Justice Ash cited in support the O’Connor v Coccadotts case, about which I wrote here, where for similar reasons Justice Richard Platkin likewise declined to grant injunctive relief pending a buy-out, emphasizing that following a buy-out election, the financial risk of future decisions concerning the business “falls squarely” on the remaining shareholders and not on the petitioner.

Justice Ash nonetheless handed Nedal a partial if pyrrhic victory on the issue of his brothers using company funds to pay legal fees in the dissolution action, holding that, consistent with the Appellate Division, First Department’s 1985 decision in Matter of Public Relations Aids, Inc., company funds may be used for legal fees following — but not before — the election to purchase the petitioner’s shares.

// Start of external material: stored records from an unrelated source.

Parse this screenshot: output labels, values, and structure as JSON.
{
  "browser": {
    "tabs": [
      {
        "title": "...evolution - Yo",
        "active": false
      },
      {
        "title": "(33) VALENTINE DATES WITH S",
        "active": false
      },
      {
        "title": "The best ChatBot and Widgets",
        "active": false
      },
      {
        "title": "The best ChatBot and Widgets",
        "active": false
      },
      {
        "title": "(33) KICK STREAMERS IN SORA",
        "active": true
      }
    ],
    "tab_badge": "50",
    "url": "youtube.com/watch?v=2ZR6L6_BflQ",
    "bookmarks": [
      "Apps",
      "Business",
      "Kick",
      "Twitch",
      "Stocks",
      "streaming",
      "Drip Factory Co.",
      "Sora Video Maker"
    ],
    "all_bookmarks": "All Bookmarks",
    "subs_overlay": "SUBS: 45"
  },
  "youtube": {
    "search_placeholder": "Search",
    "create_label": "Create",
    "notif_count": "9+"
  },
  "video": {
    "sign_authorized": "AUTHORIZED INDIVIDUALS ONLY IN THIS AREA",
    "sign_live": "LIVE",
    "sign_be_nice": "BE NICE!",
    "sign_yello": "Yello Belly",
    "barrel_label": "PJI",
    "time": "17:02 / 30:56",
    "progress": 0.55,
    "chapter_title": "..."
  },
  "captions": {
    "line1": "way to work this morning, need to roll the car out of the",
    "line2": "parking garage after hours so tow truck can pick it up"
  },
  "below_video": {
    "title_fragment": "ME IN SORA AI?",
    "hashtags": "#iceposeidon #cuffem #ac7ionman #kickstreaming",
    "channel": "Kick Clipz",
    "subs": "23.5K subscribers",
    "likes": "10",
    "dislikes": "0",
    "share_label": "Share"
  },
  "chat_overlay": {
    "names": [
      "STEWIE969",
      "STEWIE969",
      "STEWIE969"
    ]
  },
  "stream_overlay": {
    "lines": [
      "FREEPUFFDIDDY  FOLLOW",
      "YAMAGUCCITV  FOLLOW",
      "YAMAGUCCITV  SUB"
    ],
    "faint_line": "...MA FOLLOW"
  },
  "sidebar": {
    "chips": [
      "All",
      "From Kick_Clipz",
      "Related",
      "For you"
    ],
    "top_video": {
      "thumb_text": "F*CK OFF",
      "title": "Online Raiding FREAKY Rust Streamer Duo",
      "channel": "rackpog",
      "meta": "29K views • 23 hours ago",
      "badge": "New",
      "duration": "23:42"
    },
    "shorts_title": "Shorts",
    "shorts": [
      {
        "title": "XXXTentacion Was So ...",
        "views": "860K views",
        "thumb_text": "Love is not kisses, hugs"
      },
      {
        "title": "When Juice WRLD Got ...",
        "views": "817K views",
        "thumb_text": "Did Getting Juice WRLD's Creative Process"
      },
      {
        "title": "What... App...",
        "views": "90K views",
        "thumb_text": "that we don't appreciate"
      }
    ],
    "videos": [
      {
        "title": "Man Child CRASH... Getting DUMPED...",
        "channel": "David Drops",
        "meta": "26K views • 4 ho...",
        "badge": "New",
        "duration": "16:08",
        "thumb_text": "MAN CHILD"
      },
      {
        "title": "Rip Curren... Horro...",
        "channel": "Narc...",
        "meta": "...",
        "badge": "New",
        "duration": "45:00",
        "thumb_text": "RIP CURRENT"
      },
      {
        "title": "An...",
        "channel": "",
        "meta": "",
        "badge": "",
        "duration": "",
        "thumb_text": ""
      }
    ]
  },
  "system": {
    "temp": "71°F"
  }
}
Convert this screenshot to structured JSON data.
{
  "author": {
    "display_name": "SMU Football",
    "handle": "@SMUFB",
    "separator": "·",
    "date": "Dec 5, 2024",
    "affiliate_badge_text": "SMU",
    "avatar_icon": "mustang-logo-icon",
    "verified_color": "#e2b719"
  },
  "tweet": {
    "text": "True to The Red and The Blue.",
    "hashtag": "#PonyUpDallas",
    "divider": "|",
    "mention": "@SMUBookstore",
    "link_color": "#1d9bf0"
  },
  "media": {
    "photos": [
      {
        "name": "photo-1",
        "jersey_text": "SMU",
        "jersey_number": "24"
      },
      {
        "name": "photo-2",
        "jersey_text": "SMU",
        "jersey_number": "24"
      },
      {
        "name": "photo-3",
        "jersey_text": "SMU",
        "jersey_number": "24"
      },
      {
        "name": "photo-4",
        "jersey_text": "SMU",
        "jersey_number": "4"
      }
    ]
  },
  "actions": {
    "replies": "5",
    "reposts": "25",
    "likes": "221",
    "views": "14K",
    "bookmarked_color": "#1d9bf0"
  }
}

The decision does not disclose whether, in fact, company funds were used for legal fees pre-election, but assuming they were, (a) the election was made very soon after the petition was filed, so the amount of fees would likely be modest, and (b) any such funds are to be refunded to the company, which does nothing for Nedal and does not impact the valuation to be determined as of the day before he filed his petition.

Referee’s Appointment

One other aspect of Justice Ash’s decision deserves mention, and that is, her grant of Nedal’s request to refer the case to a judicial hearing officer (a/k/a Special Referee) “to determine the fair value of [Nedal’s] shares.” This raises two questions: Does BCL Article 11 authorize appointment of a Special Referee to conduct the fair value hearing and, if so, is it to “determine” fair value or to “hear and report” to the court for its confirmation, rejection, or modification of the Special Referee’s recommendation?

On the one hand, the buy-out statute, BCL section 1118, states that when an election to purchase is made and the parties cannot agree on fair value, “the court . . . may stay the [dissolution] proceedings . . . and determine the fair value of the petitioner’s shares.”

On the other hand, BCL sections 1108 (“If a referee was not designated in the order to show cause, the court, in its discretion, may appoint a referee when or after the order is returnable”) and 1109 (“The decision of the court or the report of the referee shall be made and filed with the clerk of the court with all convenient speed”) both contemplate the appointment of a Special Referee, albeit without explicit reference to valuation hearings.

In my experience and observations over the years, I’ve seen plenty of instances in which Special Referees have been appointed to hear and report on the fair value of the petitioner’s shares, but not to “determine” the fair value unless both sides consent to a “hear and determine” appointment.

The Takeaway.  Once the company or the respondent shareholders elect to purchase the petitioning minority stockholder’s shares for fair value, the petitioner effectively is relegated to creditor status, awaiting determination and payment of the fair value award based on an appraisal as of the day prior to the date on which the petition was filed. This is a bit of an over-generalization, given the theoretically available — but rarely sought and even more rarely granted — possibility of the electing party later applying to the court to revoke the election.

The petitioner clearly has an interest in seeking a judicial remedy to secure the future award when the circumstances cast doubt on the electing party’s ability to pay it. I once applied successfully to the court on behalf of a minority shareholder, following an election to purchase, to require the company to post a bond to secure the estimated fair value of the shares; when the company failed to post the bond, the court revoked the election and the company subsequently was dissolved.

But in the ordinary case such as Al-Lid, where there’s no genuine issue of the electing company’s or shareholder’s ability to finance the buy-out, it will almost always be a tough sell to convince the court to grant interim remedies designed to constrain or eliminate managerial control of the company’s affairs by the respondent shareholders who alone will bear the risk and reward of the company’s post-petition fortunes.